Un président qui ne s’est jamais marié va imposer le mariage pour tous pour permettre à long terme à des couples de deux hommes ou de deux femmes d’avoir des enfants. Il y a peu, cet énoncé eût paru digne d’une revue surréaliste et aurait fait la joie de tous les dadaïstes décidés d’en finir avec l’ordre bourgeois.  Il est aujourd’hui en adéquation logique avec ce qui fonde l’ordre totalitaire dans nos cyber-démocraties où la logique et la raison partout brillent par la violence qui leur est faite, au nom d’une confusion criminelle entre le droit des individus et  l’autorégulation du système.

 

Autorégulation du système ; C’était l’idée phare de la cybernétique, telle que Norbert Wiener la théorisa aux lendemains de la seconde guerre mondiale : le monde étant intégralement constitué de systèmes (vivants ou non) imbriqués en interaction, ce n’est plus la raison ni la nature des éléments eux-mêmes qu’il fallait prendre en considération pour réguler le système, mais la forme et la fréquence des relations qu’ils entretenaient entre eux.  Cela revenait à placer la dynamique de la communication au cœur du système, en lieu et place de l’analyse, selon un principe ignoré auparavant par les morales classiques et dorénavant seul admis, celui du fameux « tout se vaut ».  Dans la cellule vivante comme dans un radiateur, dans un éco système comme dans une société humaine, un élément en vaut un autre, dès lors qu’il est apte à entrer en communication avec les autres et à produire avec eux une énergie. Qu’importe sa nature : selon cette idéologie, le concept même de nature propre est balayé, seules comptent la relation et la régulation des éléments entre eux.

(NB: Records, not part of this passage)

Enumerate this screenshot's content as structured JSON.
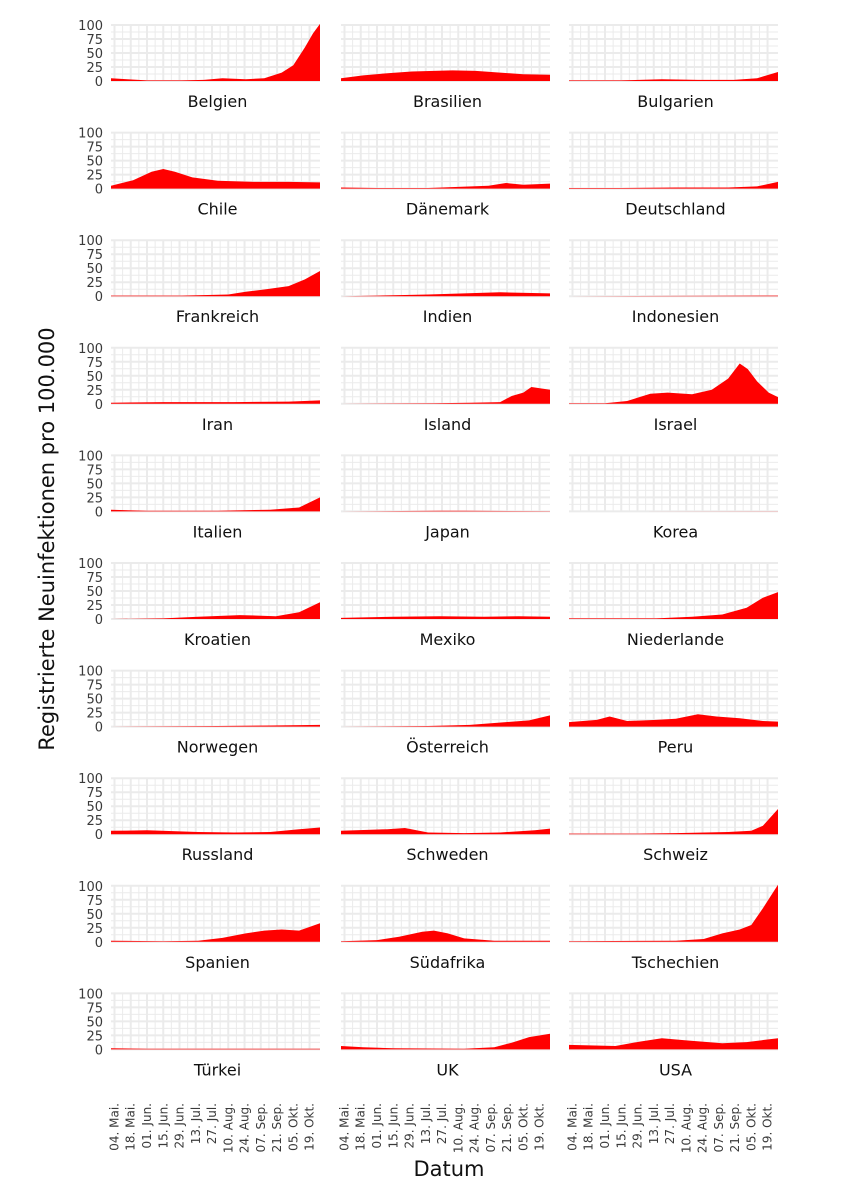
{
  "chart_data": {
    "type": "area",
    "xlabel": "Datum",
    "ylabel": "Registrierte Neuinfektionen pro 100.000",
    "ylim": [
      0,
      100
    ],
    "y_ticks": [
      0,
      25,
      50,
      75,
      100
    ],
    "x_range": [
      "2020-05-01",
      "2020-10-28"
    ],
    "x_ticks": [
      {
        "date": "2020-05-04",
        "label": "04. Mai."
      },
      {
        "date": "2020-05-18",
        "label": "18. Mai."
      },
      {
        "date": "2020-06-01",
        "label": "01. Jun."
      },
      {
        "date": "2020-06-15",
        "label": "15. Jun."
      },
      {
        "date": "2020-06-29",
        "label": "29. Jun."
      },
      {
        "date": "2020-07-13",
        "label": "13. Jul."
      },
      {
        "date": "2020-07-27",
        "label": "27. Jul."
      },
      {
        "date": "2020-08-10",
        "label": "10. Aug."
      },
      {
        "date": "2020-08-24",
        "label": "24. Aug."
      },
      {
        "date": "2020-09-07",
        "label": "07. Sep."
      },
      {
        "date": "2020-09-21",
        "label": "21. Sep."
      },
      {
        "date": "2020-10-05",
        "label": "05. Okt."
      },
      {
        "date": "2020-10-19",
        "label": "19. Okt."
      }
    ],
    "grid": true,
    "fill_color": "#ff0000",
    "grid_color": "#ebebeb",
    "panels": [
      {
        "name": "Belgien",
        "series": [
          [
            "2020-05-01",
            5
          ],
          [
            "2020-05-15",
            3
          ],
          [
            "2020-06-01",
            1
          ],
          [
            "2020-07-01",
            1
          ],
          [
            "2020-07-20",
            2
          ],
          [
            "2020-08-05",
            5
          ],
          [
            "2020-08-25",
            3
          ],
          [
            "2020-09-10",
            5
          ],
          [
            "2020-09-25",
            15
          ],
          [
            "2020-10-05",
            28
          ],
          [
            "2020-10-15",
            60
          ],
          [
            "2020-10-22",
            85
          ],
          [
            "2020-10-28",
            102
          ]
        ]
      },
      {
        "name": "Brasilien",
        "series": [
          [
            "2020-05-01",
            5
          ],
          [
            "2020-05-20",
            10
          ],
          [
            "2020-06-10",
            14
          ],
          [
            "2020-07-01",
            17
          ],
          [
            "2020-07-20",
            18
          ],
          [
            "2020-08-05",
            19
          ],
          [
            "2020-08-25",
            18
          ],
          [
            "2020-09-15",
            15
          ],
          [
            "2020-10-05",
            12
          ],
          [
            "2020-10-28",
            11
          ]
        ]
      },
      {
        "name": "Bulgarien",
        "series": [
          [
            "2020-05-01",
            1
          ],
          [
            "2020-06-15",
            1
          ],
          [
            "2020-07-20",
            3
          ],
          [
            "2020-08-20",
            2
          ],
          [
            "2020-09-20",
            2
          ],
          [
            "2020-10-10",
            5
          ],
          [
            "2020-10-28",
            16
          ]
        ]
      },
      {
        "name": "Chile",
        "series": [
          [
            "2020-05-01",
            5
          ],
          [
            "2020-05-20",
            15
          ],
          [
            "2020-06-05",
            30
          ],
          [
            "2020-06-15",
            35
          ],
          [
            "2020-06-25",
            30
          ],
          [
            "2020-07-10",
            20
          ],
          [
            "2020-08-01",
            14
          ],
          [
            "2020-09-01",
            12
          ],
          [
            "2020-10-01",
            12
          ],
          [
            "2020-10-28",
            11
          ]
        ]
      },
      {
        "name": "Dänemark",
        "series": [
          [
            "2020-05-01",
            2
          ],
          [
            "2020-06-01",
            1
          ],
          [
            "2020-07-15",
            1
          ],
          [
            "2020-08-10",
            3
          ],
          [
            "2020-09-05",
            5
          ],
          [
            "2020-09-20",
            10
          ],
          [
            "2020-10-05",
            7
          ],
          [
            "2020-10-28",
            9
          ]
        ]
      },
      {
        "name": "Deutschland",
        "series": [
          [
            "2020-05-01",
            1
          ],
          [
            "2020-06-15",
            1
          ],
          [
            "2020-08-01",
            2
          ],
          [
            "2020-09-15",
            2
          ],
          [
            "2020-10-10",
            4
          ],
          [
            "2020-10-28",
            12
          ]
        ]
      },
      {
        "name": "Frankreich",
        "series": [
          [
            "2020-05-01",
            1
          ],
          [
            "2020-07-01",
            1
          ],
          [
            "2020-08-10",
            3
          ],
          [
            "2020-08-25",
            8
          ],
          [
            "2020-09-10",
            12
          ],
          [
            "2020-10-01",
            18
          ],
          [
            "2020-10-15",
            30
          ],
          [
            "2020-10-28",
            45
          ]
        ]
      },
      {
        "name": "Indien",
        "series": [
          [
            "2020-05-01",
            0
          ],
          [
            "2020-06-01",
            1
          ],
          [
            "2020-07-15",
            3
          ],
          [
            "2020-09-15",
            7
          ],
          [
            "2020-10-28",
            5
          ]
        ]
      },
      {
        "name": "Indonesien",
        "series": [
          [
            "2020-05-01",
            0
          ],
          [
            "2020-10-28",
            1
          ]
        ]
      },
      {
        "name": "Iran",
        "series": [
          [
            "2020-05-01",
            2
          ],
          [
            "2020-06-15",
            3
          ],
          [
            "2020-08-15",
            3
          ],
          [
            "2020-10-01",
            4
          ],
          [
            "2020-10-28",
            6
          ]
        ]
      },
      {
        "name": "Island",
        "series": [
          [
            "2020-05-01",
            0
          ],
          [
            "2020-07-20",
            1
          ],
          [
            "2020-08-20",
            2
          ],
          [
            "2020-09-15",
            3
          ],
          [
            "2020-09-25",
            14
          ],
          [
            "2020-10-05",
            20
          ],
          [
            "2020-10-12",
            30
          ],
          [
            "2020-10-28",
            25
          ]
        ]
      },
      {
        "name": "Israel",
        "series": [
          [
            "2020-05-01",
            1
          ],
          [
            "2020-06-01",
            1
          ],
          [
            "2020-06-20",
            5
          ],
          [
            "2020-07-10",
            18
          ],
          [
            "2020-07-25",
            20
          ],
          [
            "2020-08-15",
            17
          ],
          [
            "2020-09-01",
            25
          ],
          [
            "2020-09-15",
            45
          ],
          [
            "2020-09-25",
            72
          ],
          [
            "2020-10-02",
            62
          ],
          [
            "2020-10-10",
            40
          ],
          [
            "2020-10-20",
            20
          ],
          [
            "2020-10-28",
            12
          ]
        ]
      },
      {
        "name": "Italien",
        "series": [
          [
            "2020-05-01",
            3
          ],
          [
            "2020-06-01",
            1
          ],
          [
            "2020-08-01",
            1
          ],
          [
            "2020-09-15",
            3
          ],
          [
            "2020-10-10",
            7
          ],
          [
            "2020-10-28",
            25
          ]
        ]
      },
      {
        "name": "Japan",
        "series": [
          [
            "2020-05-01",
            0
          ],
          [
            "2020-07-25",
            1
          ],
          [
            "2020-08-15",
            1
          ],
          [
            "2020-10-28",
            0.5
          ]
        ]
      },
      {
        "name": "Korea",
        "series": [
          [
            "2020-05-01",
            0
          ],
          [
            "2020-10-28",
            0.3
          ]
        ]
      },
      {
        "name": "Kroatien",
        "series": [
          [
            "2020-05-01",
            0
          ],
          [
            "2020-06-15",
            1
          ],
          [
            "2020-07-15",
            4
          ],
          [
            "2020-08-20",
            7
          ],
          [
            "2020-09-20",
            5
          ],
          [
            "2020-10-10",
            12
          ],
          [
            "2020-10-28",
            30
          ]
        ]
      },
      {
        "name": "Mexiko",
        "series": [
          [
            "2020-05-01",
            2
          ],
          [
            "2020-06-15",
            4
          ],
          [
            "2020-07-25",
            5
          ],
          [
            "2020-09-01",
            4
          ],
          [
            "2020-10-01",
            5
          ],
          [
            "2020-10-28",
            4
          ]
        ]
      },
      {
        "name": "Niederlande",
        "series": [
          [
            "2020-05-01",
            1
          ],
          [
            "2020-07-15",
            1
          ],
          [
            "2020-08-15",
            4
          ],
          [
            "2020-09-10",
            8
          ],
          [
            "2020-10-01",
            20
          ],
          [
            "2020-10-15",
            38
          ],
          [
            "2020-10-28",
            48
          ]
        ]
      },
      {
        "name": "Norwegen",
        "series": [
          [
            "2020-05-01",
            0
          ],
          [
            "2020-08-01",
            1
          ],
          [
            "2020-09-15",
            2
          ],
          [
            "2020-10-28",
            3
          ]
        ]
      },
      {
        "name": "Österreich",
        "series": [
          [
            "2020-05-01",
            0
          ],
          [
            "2020-07-15",
            1
          ],
          [
            "2020-08-20",
            3
          ],
          [
            "2020-09-20",
            8
          ],
          [
            "2020-10-10",
            11
          ],
          [
            "2020-10-28",
            20
          ]
        ]
      },
      {
        "name": "Peru",
        "series": [
          [
            "2020-05-01",
            8
          ],
          [
            "2020-05-25",
            12
          ],
          [
            "2020-06-05",
            18
          ],
          [
            "2020-06-20",
            10
          ],
          [
            "2020-07-15",
            12
          ],
          [
            "2020-08-01",
            14
          ],
          [
            "2020-08-20",
            22
          ],
          [
            "2020-09-05",
            18
          ],
          [
            "2020-09-25",
            15
          ],
          [
            "2020-10-15",
            10
          ],
          [
            "2020-10-28",
            9
          ]
        ]
      },
      {
        "name": "Russland",
        "series": [
          [
            "2020-05-01",
            6
          ],
          [
            "2020-06-01",
            7
          ],
          [
            "2020-07-15",
            4
          ],
          [
            "2020-08-15",
            3
          ],
          [
            "2020-09-15",
            4
          ],
          [
            "2020-10-10",
            9
          ],
          [
            "2020-10-28",
            12
          ]
        ]
      },
      {
        "name": "Schweden",
        "series": [
          [
            "2020-05-01",
            6
          ],
          [
            "2020-06-10",
            9
          ],
          [
            "2020-06-25",
            11
          ],
          [
            "2020-07-15",
            3
          ],
          [
            "2020-08-15",
            2
          ],
          [
            "2020-09-15",
            3
          ],
          [
            "2020-10-15",
            7
          ],
          [
            "2020-10-28",
            10
          ]
        ]
      },
      {
        "name": "Schweiz",
        "series": [
          [
            "2020-05-01",
            1
          ],
          [
            "2020-07-01",
            1
          ],
          [
            "2020-08-01",
            2
          ],
          [
            "2020-09-15",
            4
          ],
          [
            "2020-10-05",
            6
          ],
          [
            "2020-10-15",
            15
          ],
          [
            "2020-10-28",
            45
          ]
        ]
      },
      {
        "name": "Spanien",
        "series": [
          [
            "2020-05-01",
            2
          ],
          [
            "2020-06-15",
            1
          ],
          [
            "2020-07-15",
            2
          ],
          [
            "2020-08-05",
            7
          ],
          [
            "2020-08-25",
            15
          ],
          [
            "2020-09-10",
            20
          ],
          [
            "2020-09-25",
            22
          ],
          [
            "2020-10-10",
            20
          ],
          [
            "2020-10-28",
            33
          ]
        ]
      },
      {
        "name": "Südafrika",
        "series": [
          [
            "2020-05-01",
            1
          ],
          [
            "2020-06-01",
            3
          ],
          [
            "2020-06-20",
            9
          ],
          [
            "2020-07-10",
            18
          ],
          [
            "2020-07-20",
            20
          ],
          [
            "2020-08-01",
            15
          ],
          [
            "2020-08-15",
            6
          ],
          [
            "2020-09-10",
            2
          ],
          [
            "2020-10-28",
            2
          ]
        ]
      },
      {
        "name": "Tschechien",
        "series": [
          [
            "2020-05-01",
            1
          ],
          [
            "2020-08-01",
            2
          ],
          [
            "2020-08-25",
            5
          ],
          [
            "2020-09-10",
            15
          ],
          [
            "2020-09-25",
            22
          ],
          [
            "2020-10-05",
            30
          ],
          [
            "2020-10-15",
            60
          ],
          [
            "2020-10-28",
            102
          ]
        ]
      },
      {
        "name": "Türkei",
        "series": [
          [
            "2020-05-01",
            2
          ],
          [
            "2020-06-01",
            1
          ],
          [
            "2020-10-28",
            1
          ]
        ]
      },
      {
        "name": "UK",
        "series": [
          [
            "2020-05-01",
            6
          ],
          [
            "2020-05-20",
            4
          ],
          [
            "2020-06-15",
            2
          ],
          [
            "2020-08-15",
            1
          ],
          [
            "2020-09-10",
            4
          ],
          [
            "2020-09-25",
            12
          ],
          [
            "2020-10-10",
            22
          ],
          [
            "2020-10-28",
            28
          ]
        ]
      },
      {
        "name": "USA",
        "series": [
          [
            "2020-05-01",
            8
          ],
          [
            "2020-06-10",
            6
          ],
          [
            "2020-07-01",
            14
          ],
          [
            "2020-07-20",
            20
          ],
          [
            "2020-08-10",
            16
          ],
          [
            "2020-09-10",
            11
          ],
          [
            "2020-10-01",
            13
          ],
          [
            "2020-10-28",
            20
          ]
        ]
      }
    ]
  }
}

On a pu ainsi dégager une chaine de servomécanismes à l’œuvre dans tout ce qui ce qui existe, et croire dégager un ordre intime de l’univers applicable à tous ses étages, y compris les sociétés humaines.

On se souviendra brièvement que le mot  cybernétique provient du grec Kubernator, terme ambigu désignant à la fois le gouvernail et le pilote du navire. Couffignal, un mathématicien français, proposa comme traduction du cybernétique : « l’art de rendre l’action efficace ». Stattford Beer « la science de l’organisation efficace ». Qu’importent ces subtils échanges,, la cybernétique est donc par essence une science du contrôle et de l'information, visant à la connaissance et au pilotage des systèmes : pour que le système s’autorégule, il faut que les individus qui le composent soient aptes à communiquer en plus grand nombre, mais sans évidemment échapper aux voies de communication établis par le système lui-même. On comprend dès lors la nécessité d’intégrer à la normalité du système tout ce qui lui est historiquement déviant, tant dans les faits que dans les mœurs, les concepts que les idéaux. La normalisation sociétale à laquelle la nouvelle gauche s’est alignée n’est au fond qu’une resucée de la standardisation industrielle appliquée aux consommateurs eux-mêmes.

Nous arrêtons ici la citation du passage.